Experiência salvadorenha. Já em El Salvador, a dolarização foi implementada em 2001 menos em razão da necessidade de conter a inflação do que com a finalidade de levar o país a uma situação fiscal menos desequilibrada após 13 anos de guerra civil encerrada nos anos 90, cujos efeitos para a economia persistiram até a virada do século.
“A dolarização salvadorenha atendeu parcialmente às expectativas, uma vez que o que se esperava era que ela pudesse impulsionar o investimento e a criação de empregos”, disse Otto Boris Rodríguez, que acompanhou boa parte da transição do país para a dolarização como especialista do Departamento de Operações Monetárias do Banco Central de El Salvador, entre 1999 e 2001. Até 2021, Boris Rodríguez foi vice-prsidente do BC.
”Consideramos que o período de transição ocorreu por cerca de dois anos, um período em que houve uma substituição gradual do colón para o dólar e as duas moedas circulavam no mercado”, afirmou Boris Rodríguez. “As taxas de juro baixaram, os prazos de financiamento foram alongados em razão da maior previsibilidade e, nesse sentido, melhoraram as condições de financiamento da população”, lembra.
“Outra conquista significativa foi que com a eliminação do risco cambial, o risco-país também melhorou e alcançamos o grau de investimento”, afirmou.
“Eu diria que no primeiros anos se cumpriu relativamente bem a meta de se manter o equilíbrio fiscal, mas na última década, esse foi um objetivo que já não se pôde alcançar”, prosseguiu o salvadorenho. ”Então, eu diria que tivemos resultados mistos”, afirmou.

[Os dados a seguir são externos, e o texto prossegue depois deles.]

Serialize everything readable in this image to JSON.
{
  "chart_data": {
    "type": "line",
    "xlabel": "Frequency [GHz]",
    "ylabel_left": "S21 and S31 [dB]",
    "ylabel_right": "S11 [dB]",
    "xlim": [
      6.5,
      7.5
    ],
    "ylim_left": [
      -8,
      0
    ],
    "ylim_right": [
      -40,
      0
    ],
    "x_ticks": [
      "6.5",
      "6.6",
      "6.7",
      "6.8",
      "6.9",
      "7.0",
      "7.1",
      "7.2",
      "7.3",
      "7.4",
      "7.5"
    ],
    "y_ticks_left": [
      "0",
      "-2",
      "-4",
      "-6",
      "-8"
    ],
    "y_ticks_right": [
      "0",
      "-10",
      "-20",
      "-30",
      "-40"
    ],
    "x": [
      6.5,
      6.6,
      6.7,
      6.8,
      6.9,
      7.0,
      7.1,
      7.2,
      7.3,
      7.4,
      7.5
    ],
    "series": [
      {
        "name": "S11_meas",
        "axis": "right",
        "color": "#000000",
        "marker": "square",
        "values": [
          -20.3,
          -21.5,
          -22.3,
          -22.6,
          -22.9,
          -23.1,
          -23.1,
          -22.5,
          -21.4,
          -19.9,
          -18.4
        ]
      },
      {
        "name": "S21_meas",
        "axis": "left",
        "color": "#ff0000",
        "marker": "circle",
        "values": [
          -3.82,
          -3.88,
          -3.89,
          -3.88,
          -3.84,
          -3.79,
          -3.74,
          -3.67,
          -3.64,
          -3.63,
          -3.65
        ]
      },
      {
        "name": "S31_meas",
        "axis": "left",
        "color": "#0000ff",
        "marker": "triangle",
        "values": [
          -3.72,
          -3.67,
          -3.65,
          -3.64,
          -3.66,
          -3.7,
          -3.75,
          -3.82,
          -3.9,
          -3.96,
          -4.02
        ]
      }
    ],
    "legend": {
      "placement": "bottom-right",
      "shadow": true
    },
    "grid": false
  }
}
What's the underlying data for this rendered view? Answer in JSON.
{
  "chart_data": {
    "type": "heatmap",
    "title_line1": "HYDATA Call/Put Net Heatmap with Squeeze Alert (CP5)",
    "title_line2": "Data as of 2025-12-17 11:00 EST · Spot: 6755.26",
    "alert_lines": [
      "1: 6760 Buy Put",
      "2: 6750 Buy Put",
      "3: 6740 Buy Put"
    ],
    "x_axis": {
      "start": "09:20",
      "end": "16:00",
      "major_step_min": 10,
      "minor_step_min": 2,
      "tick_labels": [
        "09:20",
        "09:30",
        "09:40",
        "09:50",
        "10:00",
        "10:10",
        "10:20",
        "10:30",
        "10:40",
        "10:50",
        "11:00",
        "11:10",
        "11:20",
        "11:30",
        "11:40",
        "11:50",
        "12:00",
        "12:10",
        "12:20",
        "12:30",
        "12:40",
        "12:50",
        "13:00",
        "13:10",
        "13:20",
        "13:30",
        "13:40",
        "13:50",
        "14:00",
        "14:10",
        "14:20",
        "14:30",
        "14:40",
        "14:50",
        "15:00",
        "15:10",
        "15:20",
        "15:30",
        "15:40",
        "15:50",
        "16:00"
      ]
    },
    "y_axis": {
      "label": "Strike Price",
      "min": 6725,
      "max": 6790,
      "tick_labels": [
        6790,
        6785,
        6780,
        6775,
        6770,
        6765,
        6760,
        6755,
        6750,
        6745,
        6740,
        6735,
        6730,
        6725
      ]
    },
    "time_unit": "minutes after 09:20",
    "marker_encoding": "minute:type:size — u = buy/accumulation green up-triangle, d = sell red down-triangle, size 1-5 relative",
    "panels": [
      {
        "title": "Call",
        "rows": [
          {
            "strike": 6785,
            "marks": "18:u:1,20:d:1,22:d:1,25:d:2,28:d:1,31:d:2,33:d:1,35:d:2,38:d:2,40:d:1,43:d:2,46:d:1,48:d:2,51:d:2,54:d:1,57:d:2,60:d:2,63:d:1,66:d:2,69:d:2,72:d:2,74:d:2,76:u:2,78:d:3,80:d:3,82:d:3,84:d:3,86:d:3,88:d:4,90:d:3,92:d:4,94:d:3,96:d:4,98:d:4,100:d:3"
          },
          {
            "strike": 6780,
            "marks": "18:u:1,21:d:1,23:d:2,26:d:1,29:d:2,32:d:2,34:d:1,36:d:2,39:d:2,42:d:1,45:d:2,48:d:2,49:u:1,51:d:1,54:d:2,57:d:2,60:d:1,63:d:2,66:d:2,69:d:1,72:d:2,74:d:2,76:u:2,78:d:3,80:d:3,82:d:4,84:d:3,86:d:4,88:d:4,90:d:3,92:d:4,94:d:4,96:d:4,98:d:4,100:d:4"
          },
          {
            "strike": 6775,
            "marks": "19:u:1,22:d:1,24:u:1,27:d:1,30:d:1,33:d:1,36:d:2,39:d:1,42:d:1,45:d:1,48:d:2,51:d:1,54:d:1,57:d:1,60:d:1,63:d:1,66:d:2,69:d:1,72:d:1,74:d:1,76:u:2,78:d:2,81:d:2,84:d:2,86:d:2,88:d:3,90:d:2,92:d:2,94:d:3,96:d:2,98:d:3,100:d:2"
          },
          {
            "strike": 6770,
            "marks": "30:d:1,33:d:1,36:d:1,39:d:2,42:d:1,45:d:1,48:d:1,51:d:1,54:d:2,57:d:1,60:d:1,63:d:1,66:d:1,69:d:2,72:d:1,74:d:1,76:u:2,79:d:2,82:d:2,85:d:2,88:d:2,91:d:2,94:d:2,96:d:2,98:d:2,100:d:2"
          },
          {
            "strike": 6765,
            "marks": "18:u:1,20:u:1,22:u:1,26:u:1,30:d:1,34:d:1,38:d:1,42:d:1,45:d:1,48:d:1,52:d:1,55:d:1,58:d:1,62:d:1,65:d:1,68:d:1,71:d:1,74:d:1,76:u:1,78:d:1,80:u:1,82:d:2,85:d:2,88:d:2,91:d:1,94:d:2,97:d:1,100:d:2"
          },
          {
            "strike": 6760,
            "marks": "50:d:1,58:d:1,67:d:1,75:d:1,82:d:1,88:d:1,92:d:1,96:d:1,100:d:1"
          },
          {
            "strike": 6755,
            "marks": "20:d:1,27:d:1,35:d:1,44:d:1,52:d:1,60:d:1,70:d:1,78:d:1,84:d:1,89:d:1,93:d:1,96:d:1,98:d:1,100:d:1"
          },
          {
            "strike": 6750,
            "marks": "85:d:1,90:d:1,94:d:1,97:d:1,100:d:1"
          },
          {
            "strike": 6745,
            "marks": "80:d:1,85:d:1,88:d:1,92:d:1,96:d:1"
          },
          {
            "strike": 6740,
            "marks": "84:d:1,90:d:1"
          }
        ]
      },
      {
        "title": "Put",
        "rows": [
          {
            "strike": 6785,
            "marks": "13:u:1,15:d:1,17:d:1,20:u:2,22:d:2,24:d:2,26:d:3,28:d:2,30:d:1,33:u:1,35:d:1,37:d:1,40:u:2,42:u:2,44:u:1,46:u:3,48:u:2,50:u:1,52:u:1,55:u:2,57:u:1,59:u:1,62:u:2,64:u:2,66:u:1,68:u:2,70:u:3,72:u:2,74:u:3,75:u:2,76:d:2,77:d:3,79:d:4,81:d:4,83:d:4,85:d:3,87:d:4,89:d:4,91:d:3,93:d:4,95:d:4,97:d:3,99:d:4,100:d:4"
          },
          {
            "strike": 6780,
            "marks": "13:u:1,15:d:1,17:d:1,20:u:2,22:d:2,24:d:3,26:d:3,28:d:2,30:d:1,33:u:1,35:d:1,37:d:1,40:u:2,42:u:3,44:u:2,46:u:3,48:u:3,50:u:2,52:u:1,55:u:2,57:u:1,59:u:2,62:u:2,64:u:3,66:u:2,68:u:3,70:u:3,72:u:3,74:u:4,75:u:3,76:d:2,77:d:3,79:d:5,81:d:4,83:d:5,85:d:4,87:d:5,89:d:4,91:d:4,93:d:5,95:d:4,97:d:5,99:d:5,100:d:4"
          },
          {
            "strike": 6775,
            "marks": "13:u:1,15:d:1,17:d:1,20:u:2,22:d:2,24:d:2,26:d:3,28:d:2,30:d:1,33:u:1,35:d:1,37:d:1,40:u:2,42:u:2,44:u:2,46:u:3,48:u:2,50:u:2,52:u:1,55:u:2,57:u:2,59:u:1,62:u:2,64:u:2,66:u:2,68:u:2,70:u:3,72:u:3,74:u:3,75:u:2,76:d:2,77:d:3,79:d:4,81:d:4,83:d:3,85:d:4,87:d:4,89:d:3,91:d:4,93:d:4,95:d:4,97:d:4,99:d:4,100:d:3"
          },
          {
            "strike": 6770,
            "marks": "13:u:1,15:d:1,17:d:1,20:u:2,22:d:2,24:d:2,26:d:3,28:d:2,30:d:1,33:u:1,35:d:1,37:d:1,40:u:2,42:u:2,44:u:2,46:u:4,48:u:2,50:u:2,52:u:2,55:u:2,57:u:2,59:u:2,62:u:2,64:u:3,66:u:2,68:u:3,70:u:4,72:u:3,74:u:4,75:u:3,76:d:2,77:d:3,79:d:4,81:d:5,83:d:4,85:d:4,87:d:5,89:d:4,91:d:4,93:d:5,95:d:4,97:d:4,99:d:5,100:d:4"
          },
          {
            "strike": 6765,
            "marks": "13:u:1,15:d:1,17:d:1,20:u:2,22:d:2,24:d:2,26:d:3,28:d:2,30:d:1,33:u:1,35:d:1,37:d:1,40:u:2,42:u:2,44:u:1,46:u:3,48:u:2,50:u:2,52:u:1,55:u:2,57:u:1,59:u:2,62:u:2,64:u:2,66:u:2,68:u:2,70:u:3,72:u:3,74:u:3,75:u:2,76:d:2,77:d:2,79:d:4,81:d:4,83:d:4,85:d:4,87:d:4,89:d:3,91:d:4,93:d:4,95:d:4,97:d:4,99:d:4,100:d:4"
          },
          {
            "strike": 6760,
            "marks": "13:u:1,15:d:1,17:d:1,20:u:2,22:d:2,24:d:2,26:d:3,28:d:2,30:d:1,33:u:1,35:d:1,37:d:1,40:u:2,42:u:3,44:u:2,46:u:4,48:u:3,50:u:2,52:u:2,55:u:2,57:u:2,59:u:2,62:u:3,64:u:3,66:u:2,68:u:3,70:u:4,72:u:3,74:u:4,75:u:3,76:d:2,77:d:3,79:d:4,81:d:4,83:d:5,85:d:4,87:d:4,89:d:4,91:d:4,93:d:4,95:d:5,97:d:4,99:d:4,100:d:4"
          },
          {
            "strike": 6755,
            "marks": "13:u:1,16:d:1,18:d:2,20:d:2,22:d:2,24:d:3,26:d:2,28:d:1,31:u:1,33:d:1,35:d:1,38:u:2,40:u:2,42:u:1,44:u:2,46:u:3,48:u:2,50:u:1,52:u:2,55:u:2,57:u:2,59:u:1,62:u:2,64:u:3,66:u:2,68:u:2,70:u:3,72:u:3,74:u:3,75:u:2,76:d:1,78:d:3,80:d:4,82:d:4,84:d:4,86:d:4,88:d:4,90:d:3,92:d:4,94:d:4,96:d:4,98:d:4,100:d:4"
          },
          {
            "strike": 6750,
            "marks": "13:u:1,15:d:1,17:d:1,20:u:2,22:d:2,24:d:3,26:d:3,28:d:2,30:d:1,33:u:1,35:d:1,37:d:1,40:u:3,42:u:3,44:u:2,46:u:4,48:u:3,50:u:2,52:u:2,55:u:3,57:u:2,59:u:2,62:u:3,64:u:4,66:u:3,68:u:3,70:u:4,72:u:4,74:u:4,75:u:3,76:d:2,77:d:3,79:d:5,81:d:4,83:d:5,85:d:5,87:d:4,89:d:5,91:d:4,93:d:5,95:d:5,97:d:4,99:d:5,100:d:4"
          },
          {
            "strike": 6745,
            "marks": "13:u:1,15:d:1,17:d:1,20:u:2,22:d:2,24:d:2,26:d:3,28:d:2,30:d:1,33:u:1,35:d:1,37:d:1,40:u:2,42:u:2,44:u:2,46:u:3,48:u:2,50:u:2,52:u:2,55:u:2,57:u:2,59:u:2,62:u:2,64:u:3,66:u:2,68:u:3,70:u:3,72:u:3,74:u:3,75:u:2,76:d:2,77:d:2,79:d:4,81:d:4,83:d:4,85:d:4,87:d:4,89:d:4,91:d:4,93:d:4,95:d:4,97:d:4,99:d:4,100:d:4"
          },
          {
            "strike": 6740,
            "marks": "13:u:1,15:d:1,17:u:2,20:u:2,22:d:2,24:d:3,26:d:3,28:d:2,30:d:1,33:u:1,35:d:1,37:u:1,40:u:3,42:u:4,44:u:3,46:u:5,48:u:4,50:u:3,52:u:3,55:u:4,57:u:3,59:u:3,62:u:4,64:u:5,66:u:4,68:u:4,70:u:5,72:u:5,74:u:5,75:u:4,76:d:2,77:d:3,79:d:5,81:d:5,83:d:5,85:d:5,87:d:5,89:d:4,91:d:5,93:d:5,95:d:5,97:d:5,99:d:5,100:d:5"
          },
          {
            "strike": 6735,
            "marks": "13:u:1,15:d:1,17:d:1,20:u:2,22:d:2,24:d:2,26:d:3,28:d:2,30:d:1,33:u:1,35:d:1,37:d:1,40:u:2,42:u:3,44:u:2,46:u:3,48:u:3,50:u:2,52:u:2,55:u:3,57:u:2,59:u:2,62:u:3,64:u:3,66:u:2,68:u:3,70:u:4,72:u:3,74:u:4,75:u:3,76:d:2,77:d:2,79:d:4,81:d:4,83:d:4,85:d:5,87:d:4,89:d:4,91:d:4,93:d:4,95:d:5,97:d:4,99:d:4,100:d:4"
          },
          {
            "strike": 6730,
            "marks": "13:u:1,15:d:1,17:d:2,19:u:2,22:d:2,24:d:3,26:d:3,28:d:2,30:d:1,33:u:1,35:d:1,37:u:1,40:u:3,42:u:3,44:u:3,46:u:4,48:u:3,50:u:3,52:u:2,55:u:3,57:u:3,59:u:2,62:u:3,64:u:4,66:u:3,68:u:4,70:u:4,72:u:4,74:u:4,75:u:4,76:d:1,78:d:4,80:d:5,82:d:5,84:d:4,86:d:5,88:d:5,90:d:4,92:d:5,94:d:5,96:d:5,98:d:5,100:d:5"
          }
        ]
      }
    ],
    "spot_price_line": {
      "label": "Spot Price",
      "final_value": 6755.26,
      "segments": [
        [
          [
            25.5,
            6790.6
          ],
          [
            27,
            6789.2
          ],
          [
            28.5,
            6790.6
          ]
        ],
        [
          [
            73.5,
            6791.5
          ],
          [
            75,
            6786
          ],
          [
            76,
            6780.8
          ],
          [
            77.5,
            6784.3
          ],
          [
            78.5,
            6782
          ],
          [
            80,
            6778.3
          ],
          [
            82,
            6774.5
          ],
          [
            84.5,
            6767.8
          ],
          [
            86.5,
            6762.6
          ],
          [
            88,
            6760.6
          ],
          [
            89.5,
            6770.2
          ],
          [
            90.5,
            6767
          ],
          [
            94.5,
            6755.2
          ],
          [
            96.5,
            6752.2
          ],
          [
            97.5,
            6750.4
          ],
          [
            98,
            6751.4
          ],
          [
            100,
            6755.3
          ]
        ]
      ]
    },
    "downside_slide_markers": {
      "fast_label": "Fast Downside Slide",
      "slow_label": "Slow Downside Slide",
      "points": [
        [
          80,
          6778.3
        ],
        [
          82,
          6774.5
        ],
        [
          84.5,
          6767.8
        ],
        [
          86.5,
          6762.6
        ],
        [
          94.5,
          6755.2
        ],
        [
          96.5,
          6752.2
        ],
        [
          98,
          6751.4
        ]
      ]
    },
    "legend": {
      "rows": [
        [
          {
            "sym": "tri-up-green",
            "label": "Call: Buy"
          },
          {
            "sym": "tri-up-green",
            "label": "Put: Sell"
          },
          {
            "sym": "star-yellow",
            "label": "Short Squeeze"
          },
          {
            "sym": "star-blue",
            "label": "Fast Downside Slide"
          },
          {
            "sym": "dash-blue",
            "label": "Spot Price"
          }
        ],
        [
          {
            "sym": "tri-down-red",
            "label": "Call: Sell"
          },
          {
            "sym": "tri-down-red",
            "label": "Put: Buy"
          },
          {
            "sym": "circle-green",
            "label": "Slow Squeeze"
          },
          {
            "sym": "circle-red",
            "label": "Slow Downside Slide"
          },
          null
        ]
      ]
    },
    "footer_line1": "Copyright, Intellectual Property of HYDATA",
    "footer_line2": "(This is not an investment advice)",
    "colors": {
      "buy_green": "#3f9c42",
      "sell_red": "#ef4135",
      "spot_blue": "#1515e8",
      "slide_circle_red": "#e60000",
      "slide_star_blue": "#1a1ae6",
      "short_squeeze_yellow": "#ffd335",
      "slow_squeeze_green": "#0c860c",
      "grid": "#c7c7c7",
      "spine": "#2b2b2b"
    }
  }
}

Boris Rodríguez afirma que a mudança de moeda assegura que não haverá descontrole da inflação – embora economistas alertem que um índice acima de 2% ao ano ainda esteja acima do desejável para uma economia dolarizada e pequena como a de El Salvador. Ele destaca ainda que a troca da moeda não impediu um significativo aumento nas taxas de endividamento do Estado. “Quando se dolarizou a economia, por exemplo, tinhamos uma dívida de menos de 40% do PIB e agora temos uma dívida de 85%. A dolarização não teve o poder de eliminar esse fator de risco”, disse.
Já nasceu dolarizado. Um pouco diferente dos casos de Equador e El Salvador, o Panamá praticamente já nasceu dolarizado. O país adotou a moeda um ano depois de tornar-se independente da Colômbia, em 1903. Como toda a Zona do Canal permaneceria sob tutela de Washington e as receitas da passagem seriam cobradas em moeda estrangeira, o dólar acabou como um substituto natural para a moeda nacional – o balboa, que formalmente ainda existe, em paridade com a divisa americana.
A desigualdade no Panamá, porém, é há décadas uma das maiores da América Latina – um dado que tem menos a ver com a dolarização do que com o modelo de má distribuição da riqueza da região. A inflação anual no Panamá ficou no patamar de 3% no ano passado, enquanto a taxa de crescimento chegou a 10,8% em 2022, como efeito rebote da recuperação da pandemia de covid-19 – em 2020, o PIB se contraiu quase 18%.
“Este é um país em que praticamente não existe classe média, as fontes de geração de riqueza são pouco diversificadas e a base de atração de investimentos está na prestação de serviços financeiros do tipo off-shore”, disse um consultor econômicos panamenho sob condição de anonimato. ”O Panamá é um país no qual a população mais pobre estaria exposta a risco sociais fosse qual fosse a moeda. Simplesmente não há empregos”, afirmou a fonte.